Предыдущая страницаОглавлениеСледующая страница

ГЛАВА IV. 

"Паломники" обживаются. - Жизнь "Паломников" на море. - "Конский" биллиард. - "Синагога". - Школа чистописания. - "Дневник" Джэка. - Клуб "Куэкер-Сити". - Волшебный фонарь. - Бал на палубе. - Потешное судбище. - Шарады. - Торжество. - Протяжная музыка. - Офицер выражает свое мнение.

Мы смело плыли себе еще целую неделю (или даже больше), но ужь без дальнейших столкновений с капитанами. Пассажиры скоро привыкли приспособляться к новым условиям жизни, и жизнь на корабле сделалась почти такою же однообразной, как обыденные казарменные порядки. Я вовсе не хочу сказать, чтобы она была скучна, но в ней слишком повторялось все одно и то же.

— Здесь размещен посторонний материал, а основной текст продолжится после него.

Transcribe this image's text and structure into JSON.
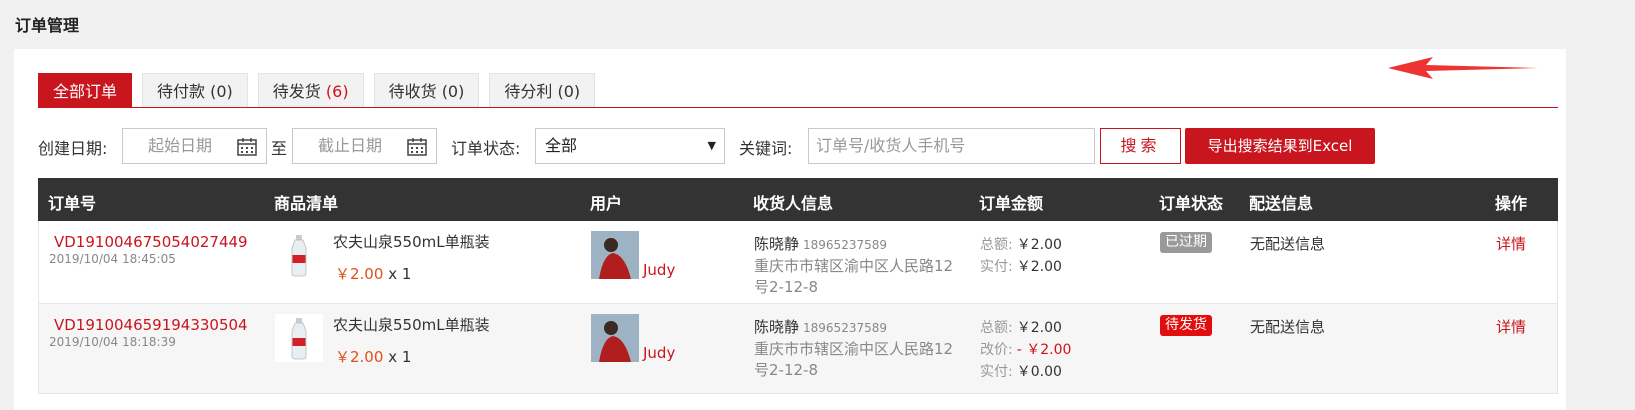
{
  "page_title": "订单管理",
  "tabs": [
    {
      "label": "全部订单",
      "count": ""
    },
    {
      "label": "待付款",
      "count": "(0)"
    },
    {
      "label": "待发货",
      "count": "(6)"
    },
    {
      "label": "待收货",
      "count": "(0)"
    },
    {
      "label": "待分利",
      "count": "(0)"
    }
  ],
  "filters": {
    "create_date_label": "创建日期:",
    "start_placeholder": "起始日期",
    "to_label": "至",
    "end_placeholder": "截止日期",
    "status_label": "订单状态:",
    "status_value": "全部",
    "keyword_label": "关键词:",
    "keyword_placeholder": "订单号/收货人手机号",
    "search_label": "搜索",
    "export_label": "导出搜索结果到Excel"
  },
  "columns": [
    "订单号",
    "商品清单",
    "用户",
    "收货人信息",
    "订单金额",
    "订单状态",
    "配送信息",
    "操作"
  ],
  "orders": [
    {
      "order_no": "VD191004675054027449",
      "time": "2019/10/04 18:45:05",
      "product_name": "农夫山泉550mL单瓶装",
      "price": "￥2.00",
      "qty": "x 1",
      "user": "Judy",
      "receiver_name": "陈晓静",
      "receiver_phone": "18965237589",
      "address": "重庆市市辖区渝中区人民路12号2-12-8",
      "total_label": "总额:",
      "total": "￥2.00",
      "paid_label": "实付:",
      "paid": "￥2.00",
      "status": "已过期",
      "shipping": "无配送信息",
      "action": "详情"
    },
    {
      "order_no": "VD191004659194330504",
      "time": "2019/10/04 18:18:39",
      "product_name": "农夫山泉550mL单瓶装",
      "price": "￥2.00",
      "qty": "x 1",
      "user": "Judy",
      "receiver_name": "陈晓静",
      "receiver_phone": "18965237589",
      "address": "重庆市市辖区渝中区人民路12号2-12-8",
      "total_label": "总额:",
      "total": "￥2.00",
      "adjust_label": "改价:",
      "adjust": "- ￥2.00",
      "paid_label": "实付:",
      "paid": "￥0.00",
      "status": "待发货",
      "shipping": "无配送信息",
      "action": "详情"
    }
  ],
  "colors": {
    "accent": "#c9151e",
    "header_bg": "#333333",
    "price": "#e0501c",
    "status_expired": "#999999",
    "status_pending": "#e20d0d"
  }
}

Как и всегда во время плавания, пассажиры прежде всего принялись подхватывать морские термины и словечки, признак, что они начали чувствовать себя, как дома. Для этих паломников из Новой Англии, из Южных Штатов и равнин реки Миссисипи "половина седьмого" (по часам) перестала быть "половиною седьмого", она была для них-теперь: "семь стклянок". Восемь, двенадцать и четыре часа назывались "восемь стклянок". Капитан производил измерения долготы не в "девять часов", а в "две стклянки". Они свободно говорили о "задних" и о "передних" каютах, о "штирборте" (то есть правой) и "левой" стороне.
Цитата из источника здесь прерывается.